The agency found that building the road would “significantly and irrevocably impact resources, including those supporting important subsistence uses, in ways that cannot be adequately mitigated.”

Not building it, however, strands copper and zinc deposits in the area that mining companies had hoped to develop.

Ambler Metals management was “deeply disappointed” in what it called Interior’s “politically motivated decision,” Kaleb Froehlich, the company's managing director, said in a statement.

“We remain committed to this important project and will continue to push forward using all possible avenues,” Froehlich said.

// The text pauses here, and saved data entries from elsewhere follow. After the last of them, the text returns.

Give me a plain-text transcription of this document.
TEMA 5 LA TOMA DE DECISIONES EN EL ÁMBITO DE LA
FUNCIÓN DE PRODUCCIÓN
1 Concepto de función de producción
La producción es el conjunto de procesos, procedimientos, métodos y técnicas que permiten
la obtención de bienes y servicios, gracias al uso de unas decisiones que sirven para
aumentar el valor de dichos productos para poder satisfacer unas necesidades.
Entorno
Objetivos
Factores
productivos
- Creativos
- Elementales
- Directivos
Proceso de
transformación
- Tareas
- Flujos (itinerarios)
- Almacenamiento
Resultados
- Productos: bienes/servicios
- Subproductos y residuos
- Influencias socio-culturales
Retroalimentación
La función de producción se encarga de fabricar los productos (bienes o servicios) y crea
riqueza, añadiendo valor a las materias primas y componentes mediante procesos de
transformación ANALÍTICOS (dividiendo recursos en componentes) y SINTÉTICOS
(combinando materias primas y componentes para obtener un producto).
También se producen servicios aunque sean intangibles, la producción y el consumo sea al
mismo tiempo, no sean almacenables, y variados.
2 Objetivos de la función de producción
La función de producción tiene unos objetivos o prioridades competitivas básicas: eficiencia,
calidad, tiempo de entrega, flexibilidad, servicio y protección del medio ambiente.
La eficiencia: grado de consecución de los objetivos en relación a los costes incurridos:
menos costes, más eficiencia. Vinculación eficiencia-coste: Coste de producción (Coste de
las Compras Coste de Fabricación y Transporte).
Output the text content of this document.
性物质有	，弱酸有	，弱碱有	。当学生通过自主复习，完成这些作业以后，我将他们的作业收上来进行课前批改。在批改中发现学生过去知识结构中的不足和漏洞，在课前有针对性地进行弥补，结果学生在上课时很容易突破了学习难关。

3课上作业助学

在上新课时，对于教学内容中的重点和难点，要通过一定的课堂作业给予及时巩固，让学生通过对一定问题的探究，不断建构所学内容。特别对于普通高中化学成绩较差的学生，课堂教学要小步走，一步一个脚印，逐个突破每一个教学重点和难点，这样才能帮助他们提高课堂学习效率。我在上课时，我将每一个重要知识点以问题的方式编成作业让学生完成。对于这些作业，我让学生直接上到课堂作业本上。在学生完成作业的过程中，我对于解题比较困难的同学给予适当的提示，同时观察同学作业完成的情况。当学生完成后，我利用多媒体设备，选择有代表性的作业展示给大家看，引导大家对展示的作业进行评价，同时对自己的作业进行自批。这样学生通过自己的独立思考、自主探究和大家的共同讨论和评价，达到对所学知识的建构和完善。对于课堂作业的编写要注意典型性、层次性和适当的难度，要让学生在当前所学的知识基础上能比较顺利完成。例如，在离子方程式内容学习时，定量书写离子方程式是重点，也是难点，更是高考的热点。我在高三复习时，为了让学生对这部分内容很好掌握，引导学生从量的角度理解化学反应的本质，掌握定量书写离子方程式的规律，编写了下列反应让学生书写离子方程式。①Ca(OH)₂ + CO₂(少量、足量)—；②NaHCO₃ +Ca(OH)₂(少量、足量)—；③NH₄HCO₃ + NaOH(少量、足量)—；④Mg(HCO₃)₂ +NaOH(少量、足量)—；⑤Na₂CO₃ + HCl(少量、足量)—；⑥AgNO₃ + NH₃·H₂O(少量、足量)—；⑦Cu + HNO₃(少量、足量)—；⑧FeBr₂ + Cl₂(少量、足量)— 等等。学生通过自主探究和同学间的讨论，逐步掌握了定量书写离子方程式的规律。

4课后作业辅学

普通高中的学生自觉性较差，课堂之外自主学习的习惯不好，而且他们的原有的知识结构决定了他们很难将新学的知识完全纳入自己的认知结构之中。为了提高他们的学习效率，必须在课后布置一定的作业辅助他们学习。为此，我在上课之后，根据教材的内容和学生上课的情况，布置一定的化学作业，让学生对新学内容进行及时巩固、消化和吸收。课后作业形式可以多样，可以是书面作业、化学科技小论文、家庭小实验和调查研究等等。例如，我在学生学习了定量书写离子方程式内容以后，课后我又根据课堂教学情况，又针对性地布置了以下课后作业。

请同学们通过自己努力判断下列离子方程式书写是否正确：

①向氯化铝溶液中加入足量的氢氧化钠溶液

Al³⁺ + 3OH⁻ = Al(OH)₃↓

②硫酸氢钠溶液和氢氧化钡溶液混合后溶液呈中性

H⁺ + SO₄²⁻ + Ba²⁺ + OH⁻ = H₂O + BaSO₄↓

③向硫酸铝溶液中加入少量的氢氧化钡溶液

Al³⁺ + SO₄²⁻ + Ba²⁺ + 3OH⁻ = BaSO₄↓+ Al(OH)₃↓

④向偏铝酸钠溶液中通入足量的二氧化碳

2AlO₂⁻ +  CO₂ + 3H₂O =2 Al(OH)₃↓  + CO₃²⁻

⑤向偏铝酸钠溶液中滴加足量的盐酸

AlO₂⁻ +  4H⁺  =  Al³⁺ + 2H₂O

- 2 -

Local tribes said the Trump administration did not consult with them before approving the road and praised the Biden administration’s decision to kill the project.

“This is a historic win for the Alaska Native community,” Tanana Chiefs Conference Chief Chair Brian Ridley said in a statement. “It reaffirms that our voices matter, that our knowledge is invaluable, and that our lands and animals deserve protection."

Interior also issued a final rule Friday that will remove the entire U.S. Arctic Ocean and 11 million acres of the National Petroleum Reserve in Alaska and nearly 3 million acres of federal waters off the Alaska coast from consideration for new oil and gas leasing. The move puts nearly half of the NPR-A's 23 million acres off limits to oil drilling.

Interior's BLM, which oversees the area, said it received more than 100,000 comments on the proposal it first made last year.

"The majority of the area closed to oil and gas leasing was determined to be medium or low potential for discovery or development of oil and gas resources," Interior said in its final rule.

The department said it will call for public comment on the possibility that it could add more land to the conservation area.

The Alaska announcements represented the latest wins for green and conservation groups, following BLM finalizing a sweeping new rule on Thursday placing conservation and restoration of public lands on equal footing with energy development and mining.

Environmental groups and some native tribes had pressured the Biden administration to do more to restrict oil companies’ access to land in Alaska. The administration in March 2023 approved ConocoPhillips’ massive Willow oil project in the NPR-A. But the company said in comments that the new rule “would significantly and adversely affect future proposals for new activities and developments” for the project and conflict with the company’s existing oil leases.

Dustin Meyer, senior vice president for policy at the American Petroleum Institute, a trade association representing large oil companies, called the rule "yet another step in the wrong direction.”

“This misguided rule from the Biden Administration sharply limits future oil and natural gas development in Alaska’s National Petroleum Reserve, a region explicitly intended by Congress to bolster America’s energy security while generating important economic growth and revenue for local Alaskan communities," Meyer said in a statement.

Alaska Sen. Dan Sullivan joined a group of fellow GOP lawmakers Thursday to blast the moves. Despite the Biden administration's approval of Willow, the White House has in other ways made it difficult for energy development to happen in the state, Sullivan said.

“The message this administration is sending to the dictators in Iran, China and Russia is this: We won't use our resources to strengthen our country — but you can use your resources to strengthen your country,” Sullivan said at a press conference Thursday. “Joe Biden is fine with our adversaries producing energy and dominating the world's critical minerals while shutting down our own in America, as long as the far-left radicals he feels are key to his reelection are satisfied. What a dangerous world this president has created.”

Alaska had been a major source of U.S. oil and gas in the past decades. But the advent of hydraulic fracturing in the mid-2000s made oil production in the lower 48 states much faster and cheaper than in previous years. As the oil industry focused its operations in Texas, New Mexico and North Dakota, Alaska went from rivaling Texas as the country’s top oil producer in the 1990s to fifth place behind Colorado now.